Wawa revealed to its customers that a data security breach has impacted all of their store locations. The post was written by CEO Chris Gheysens, who apologized to customers and reassured them that the customers will not be responsible for any fraudulent charges on their payment cards.
Based on our investigation to date, we understand that at different points in time after March 4, 2019, malware began running on in-store payment processing systems at potentially all Wawa locations. Although the dates may vary and some Wawa locations may not have been affected at all, this malware was present in most store systems by approximately April 22, 2019. Our information security team identified this malware on December 10, 2019, and by December 12, 2019, they had blocked and contained this malware.
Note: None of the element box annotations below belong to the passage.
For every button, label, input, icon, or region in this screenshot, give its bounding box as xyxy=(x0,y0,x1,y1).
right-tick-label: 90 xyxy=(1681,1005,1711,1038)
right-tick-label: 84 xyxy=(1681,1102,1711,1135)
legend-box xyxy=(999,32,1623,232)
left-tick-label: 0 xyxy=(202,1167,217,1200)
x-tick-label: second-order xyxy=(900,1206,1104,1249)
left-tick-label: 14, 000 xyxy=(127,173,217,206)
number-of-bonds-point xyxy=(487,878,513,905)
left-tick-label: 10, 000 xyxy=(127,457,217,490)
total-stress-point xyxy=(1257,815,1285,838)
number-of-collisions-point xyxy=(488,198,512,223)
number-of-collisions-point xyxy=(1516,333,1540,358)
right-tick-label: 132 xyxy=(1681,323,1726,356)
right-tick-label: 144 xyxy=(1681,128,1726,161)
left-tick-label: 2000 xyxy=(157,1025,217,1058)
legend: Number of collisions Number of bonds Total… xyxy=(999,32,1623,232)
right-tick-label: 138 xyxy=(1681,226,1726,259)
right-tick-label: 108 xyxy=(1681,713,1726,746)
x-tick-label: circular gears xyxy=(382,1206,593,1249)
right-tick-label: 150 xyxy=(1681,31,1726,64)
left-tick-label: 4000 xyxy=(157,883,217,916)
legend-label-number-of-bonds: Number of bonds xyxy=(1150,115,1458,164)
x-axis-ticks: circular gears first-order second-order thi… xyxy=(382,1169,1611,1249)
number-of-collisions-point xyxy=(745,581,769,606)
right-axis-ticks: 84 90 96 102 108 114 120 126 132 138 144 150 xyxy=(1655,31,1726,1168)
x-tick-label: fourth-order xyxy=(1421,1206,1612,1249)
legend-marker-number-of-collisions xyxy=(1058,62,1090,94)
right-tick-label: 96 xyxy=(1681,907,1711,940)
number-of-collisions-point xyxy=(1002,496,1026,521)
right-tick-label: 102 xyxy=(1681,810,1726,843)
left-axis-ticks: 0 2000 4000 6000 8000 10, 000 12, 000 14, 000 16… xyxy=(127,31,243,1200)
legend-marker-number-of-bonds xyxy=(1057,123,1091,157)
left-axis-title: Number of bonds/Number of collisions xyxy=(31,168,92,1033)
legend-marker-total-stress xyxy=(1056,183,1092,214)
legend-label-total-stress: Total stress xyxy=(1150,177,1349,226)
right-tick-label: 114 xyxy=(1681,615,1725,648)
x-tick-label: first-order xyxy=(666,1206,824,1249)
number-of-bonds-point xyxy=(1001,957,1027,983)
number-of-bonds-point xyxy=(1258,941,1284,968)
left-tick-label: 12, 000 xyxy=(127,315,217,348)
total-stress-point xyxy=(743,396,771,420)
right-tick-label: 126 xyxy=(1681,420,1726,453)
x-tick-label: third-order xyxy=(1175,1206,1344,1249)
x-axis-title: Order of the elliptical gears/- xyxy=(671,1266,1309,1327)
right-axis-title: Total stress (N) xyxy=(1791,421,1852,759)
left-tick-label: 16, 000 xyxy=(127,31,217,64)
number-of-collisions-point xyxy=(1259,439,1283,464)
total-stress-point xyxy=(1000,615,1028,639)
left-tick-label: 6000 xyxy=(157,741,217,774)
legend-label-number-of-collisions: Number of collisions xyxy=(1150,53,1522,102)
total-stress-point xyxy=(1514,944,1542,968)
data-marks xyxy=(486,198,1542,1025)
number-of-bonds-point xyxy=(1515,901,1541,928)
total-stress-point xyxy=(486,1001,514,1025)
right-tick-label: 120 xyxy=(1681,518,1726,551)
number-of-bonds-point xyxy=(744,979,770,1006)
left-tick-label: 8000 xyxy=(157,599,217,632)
The data breach included credit cards and debit card numbers, expiration dates, and cardholder names on payment cards used at potentially all Wawa in-store payment terminals and fuel dispensers at different points in time after March 4, 2019, and ending on December 12, 2019.
CEO Chris Gheysens says that no other personal information was affected by this malware. Debit card PIN numbers, credit card CW2 numbers, other PIN numbers, and driver’s license information used to verify age-restricted purchases were not affected by this malware.
As is typical after a company realizes a data breach has occurred, Wawa has information in its website for those who have been affected by the breach. It includes the usual advice one would expect. Wawa is offering free credit monitoring and identify theft protection to customers affected by the breach.
The Verge notes that CEO Chris Gheysens “doesn’t begin to suggest how the malware got there or who might have been trying to get customers’ payment information.”
It is too bad that Wawa failed to notice the malware until very recently. The unfortunate result is that Wawa customers now have to worry about whether their credit card information is secure while trying to finish buying gifts for loved ones during the holiday season.